In the late 1960s, Janice Perlman interviewed 750 people in three favelas of Rio de Janeiro. Thirty years later, she decided to revisit the same people
"We used many approaches and kept following up on leads for the next two years. After securing permission to enter the communities, we began by putting up large colorful posters saying that we were eager to meet people who had participated in the 1968 study. The poster featured a photo of me … from that time and the cover of the Brazilian paperback edition of my book, which I had given to the study participants. Fortunately, due to a newspaper story about my return to Rio to follow up on my favela study, I was invited to be interviewed on the popular Brazilian television show Fantástico. That gave me the opportunity to reach a huge audience and appear to viewers to call in if they or someone they knew had been part of the original study. Likewise, I spoke on popular radio stations and community radio, and we posted ads in the most widely read newspapers in the communities. Then, for one Sunday afternoon in each place our team rented a van with a loudspeaker…and drove around each of the communities announcing a barbecue that afternoon and asking for help in our search for original study participants." (Favela, p49)
She also used more standard methods, using the old contact info, visiting the old neighborhoods: "This was complicated by the fact that many of the dwellings had no numbers or street name at all, and even when we had a partial address, the streets and numbering had long ago changed or been reconfigured, often several times over".

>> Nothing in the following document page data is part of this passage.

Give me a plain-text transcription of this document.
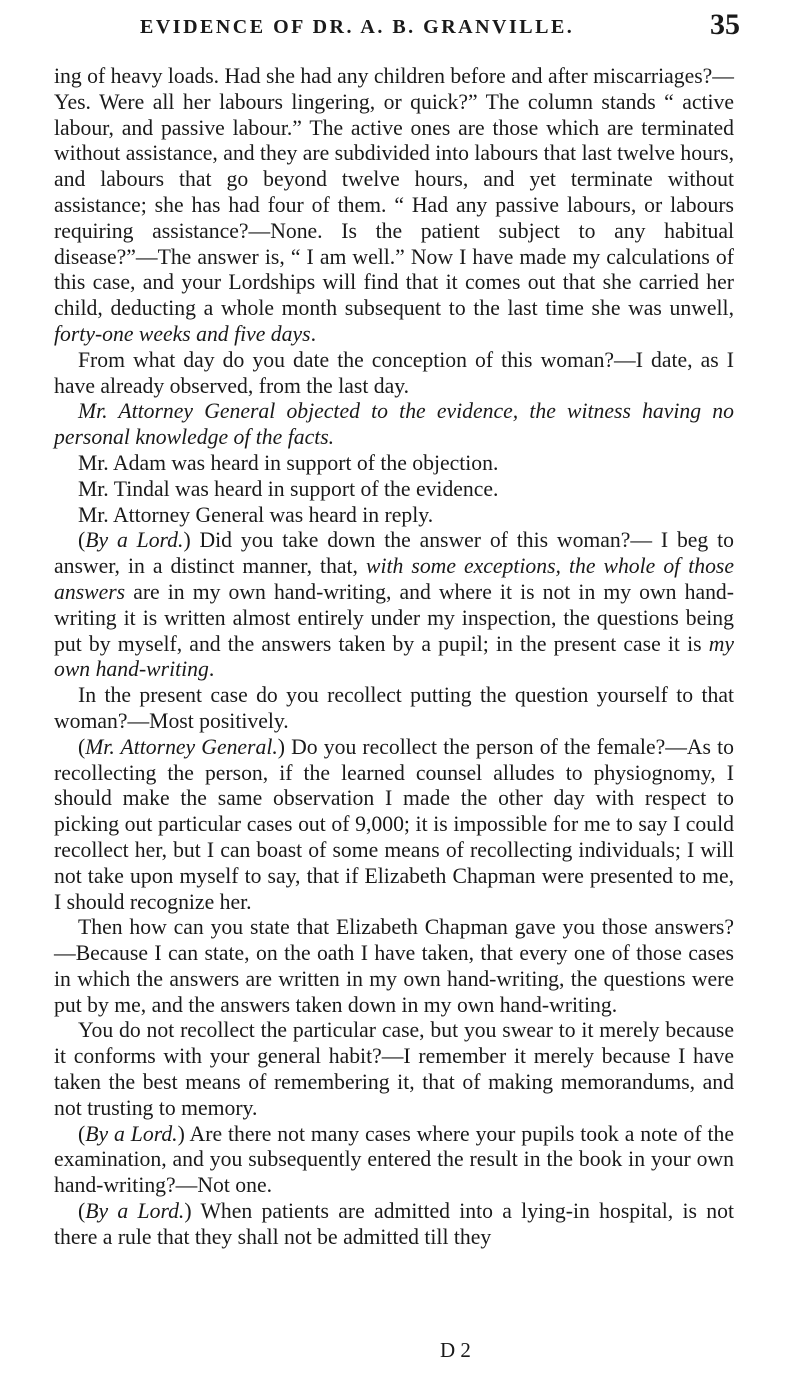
EVIDENCE OF DR. A. B. GRANVILLE.	35

ing of heavy loads. Had she had any children before and after miscarriages?—Yes. Were all her labours lingering, or quick?” The column stands “ active labour, and passive labour.” The active ones are those which are terminated without assistance, and they are subdivided into labours that last twelve hours, and labours that go beyond twelve hours, and yet terminate without assistance; she has had four of them. “ Had any passive labours, or labours requiring assistance?—None. Is the patient subject to any habitual disease?”—The answer is, “ I am well.” Now I have made my calculations of this case, and your Lordships will find that it comes out that she carried her child, deducting a whole month subsequent to the last time she was unwell, forty-one weeks and five days.

From what day do you date the conception of this woman?—I date, as I have already observed, from the last day.

Mr. Attorney General objected to the evidence, the witness having no personal knowledge of the facts.

Mr. Adam was heard in support of the objection.

Mr. Tindal was heard in support of the evidence.

Mr. Attorney General was heard in reply.

(By a Lord.) Did you take down the answer of this woman?— I beg to answer, in a distinct manner, that, with some exceptions, the whole of those answers are in my own hand-writing, and where it is not in my own hand-writing it is written almost entirely under my inspection, the questions being put by myself, and the answers taken by a pupil; in the present case it is my own hand-writing.

In the present case do you recollect putting the question yourself to that woman?—Most positively.

(Mr. Attorney General.) Do you recollect the person of the female?—As to recollecting the person, if the learned counsel alludes to physiognomy, I should make the same observation I made the other day with respect to picking out particular cases out of 9,000; it is impossible for me to say I could recollect her, but I can boast of some means of recollecting individuals; I will not take upon myself to say, that if Elizabeth Chapman were presented to me, I should recognize her.

Then how can you state that Elizabeth Chapman gave you those answers?—Because I can state, on the oath I have taken, that every one of those cases in which the answers are written in my own hand-writing, the questions were put by me, and the answers taken down in my own hand-writing.

You do not recollect the particular case, but you swear to it merely because it conforms with your general habit?—I remember it merely because I have taken the best means of remembering it, that of making memorandums, and not trusting to memory.

(By a Lord.) Are there not many cases where your pupils took a note of the examination, and you subsequently entered the result in the book in your own hand-writing?—Not one.

(By a Lord.) When patients are admitted into a lying-in hospital, is not there a rule that they shall not be admitted till they

D 2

After all that and much more (for example, finding people with the right first name but who didn’t remember if they had participated), they found just 41% of the 750 study participants. This is extraordinary, and yet it seriously compromises the ability to draw inferences from the outcomes of these folks: Are these just the most successful (i.e., not homeless)? or the least successful (i.e., not moved on)?. Perlman recognizes this and tries to deal with it by tracing the overall composition of the favelas over time in addition to just the welfare of her found participants. I applaud Perlman and her efforts.
BUT, having worked with tracking surveys in a Kenya and Brazil and now starting some work in Mexico, the lesson is clear: Don’t wait 30 years to follow up on your people.